The bill substantially expands federal labor protections, benefits access, and enforcement for domestic workers and strengthens support for Medicaid home‑and‑community care—improving pay, safety, and care stability—while imposing higher costs, administrative burdens, and litigation/implementation risks for households, governments, and providers.
About 2+ million domestic workers (nannies, home‑health and personal‑care aides, live‑in caregivers) gain explicit federal coverage for minimum wage, overtime, and related wage protections, likely raising pay and reducing wage theft.
Medicaid beneficiaries (seniors, people with disabilities) and states receive enhanced support—temporary higher FMAP and clarity on HCBS coverage—helping preserve and potentially expand home‑ and community‑based services.
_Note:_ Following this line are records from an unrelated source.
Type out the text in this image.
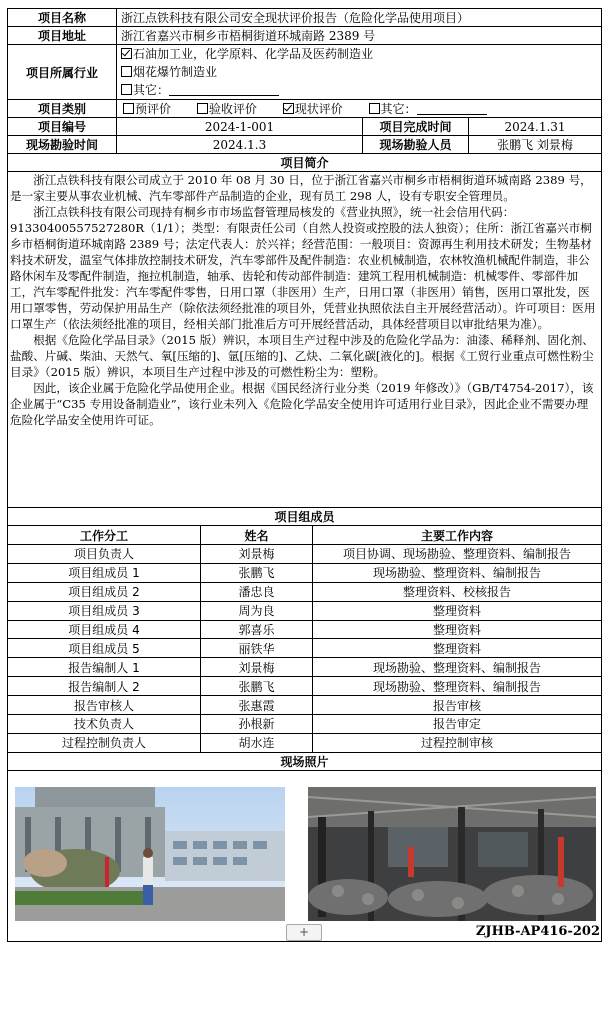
项目名称	浙江点铁科技有限公司安全现状评价报告（危险化学品使用项目）				
项目地址	浙江省嘉兴市桐乡市梧桐街道环城南路 2389 号				
项目所属行业	石油加工业，化学原料、化学品及医药制造业
烟花爆竹制造业
其它：				

项目类别	预评价 验收评价 现状评价 其它：				
项目编号	2024-1-001			项目完成时间	2024.1.31
现场勘验时间	2024.1.3			现场勘验人员	张鹏飞 刘景梅
项目简介					

浙江点铁科技有限公司成立于 2010 年 08 月 30 日，位于浙江省嘉兴市桐乡市梧桐街道环城南路 2389 号，是一家主要从事农业机械、汽车零部件产品制造的企业，现有员工 298 人，设有专职安全管理员。

浙江点铁科技有限公司现持有桐乡市市场监督管理局核发的《营业执照》，统一社会信用代码：91330400557527280R（1/1）；类型：有限责任公司（自然人投资或控股的法人独资）；住所：浙江省嘉兴市桐乡市梧桐街道环城南路 2389 号；法定代表人：於兴祥；经营范围：一般项目：资源再生利用技术研发；生物基材料技术研发，温室气体排放控制技术研发，汽车零部件及配件制造：农业机械制造，农林牧渔机械配件制造，非公路休闲车及零配件制造，拖拉机制造，轴承、齿轮和传动部件制造：建筑工程用机械制造：机械零件、零部件加工，汽车零配件批发：汽车零配件零售，日用口罩（非医用）生产，日用口罩（非医用）销售，医用口罩批发，医用口罩零售，劳动保护用品生产（除依法须经批准的项目外，凭营业执照依法自主开展经营活动）。许可项目：医用口罩生产（依法须经批准的项目，经相关部门批准后方可开展经营活动，具体经营项目以审批结果为准）。

根据《危险化学品目录》（2015 版）辨识，本项目生产过程中涉及的危险化学品为：油漆、稀释剂、固化剂、盐酸、片碱、柴油、天然气、氧[压缩的]、氩[压缩的]、乙炔、二氧化碳[液化的]。根据《工贸行业重点可燃性粉尘目录》（2015 版）辨识，本项目生产过程中涉及的可燃性粉尘为：塑粉。

因此，该企业属于危险化学品使用企业。根据《国民经济行业分类（2019 年修改）》（GB/T4754-2017），该企业属于“C35 专用设备制造业”，该行业未列入《危险化学品安全使用许可适用行业目录》，因此企业不需要办理危险化学品安全使用许可证。					

项目组成员					
工作分工		姓名	主要工作内容		
项目负责人		刘景梅	项目协调、现场勘验、整理资料、编制报告		
项目组成员 1		张鹏飞	现场勘验、整理资料、编制报告		
项目组成员 2		潘忠良	整理资料、校核报告		
项目组成员 3		周为良	整理资料		
项目组成员 4		郭喜乐	整理资料		
项目组成员 5		丽铁华	整理资料		
报告编制人 1		刘景梅	现场勘验、整理资料、编制报告		
报告编制人 2		张鹏飞	现场勘验、整理资料、编制报告		
报告审核人		张惠霞	报告审核		
技术负责人		孙根新	报告审定		
过程控制负责人		胡水连	过程控制审核		
现场照片					

+	ZJHB-AP416-202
Domestic workers gain stronger workplace protections (paid sick leave, paid rest and meal breaks, written agreements, anti‑retaliation, limits on arbitration and certain NDAs) that increase income stability, safety, and ability to enforce rights.
Millions of households and small household employers may face higher costs (higher wages, overtime, paid leave, severance, payroll taxes), which could make in‑home care and domestic help less affordable and lead some households to reduce hours or hire fewer workers.
Federal and state budgets (and therefore taxpayers) will face increased spending pressures—temporary FMAP increases, Board and enforcement costs, grants and hotline funding, and unspecified 'such sums' appropriations—raising federal outlays over the near term.
Small household employers, family caregivers, and small providers will bear new administrative and compliance burdens (written agreements, recordkeeping, tax withholding, multi‑language notices) that are unfamiliar and time‑consuming, increasing legal and administrative risk.
Based on analysis of 20 sections of legislative text.
Brings domestic workers under stronger federal labor protections (including live‑in employees), creates privacy/scheduling/termination rights, sets up a standards board, and adds a temporary Medicaid FMAP boost.
Introduced December 9, 2025 by Kirsten Gillibrand · Last progress December 9, 2025
Extends federal labor protections and new workplace rights to people who work in private homes doing domestic services (caregiving, child care, cleaning, etc.), clarifies that such work affects interstate commerce, and removes a long-standing exemption that excluded live‑in domestic workers from certain Fair Labor Standards Act (FLSA) protections. It creates new rights for domestic employees —including written termination notice and limited severance or temporary lodging for live‑in workers, privacy and communication protections, short‑term scheduling flexibility, meal and rest breaks—establishes a federal standards board and a national notice of rights, and provides a temporary five‑year boost to federal Medicaid matching funds to help States cover increased costs tied to these labor protections.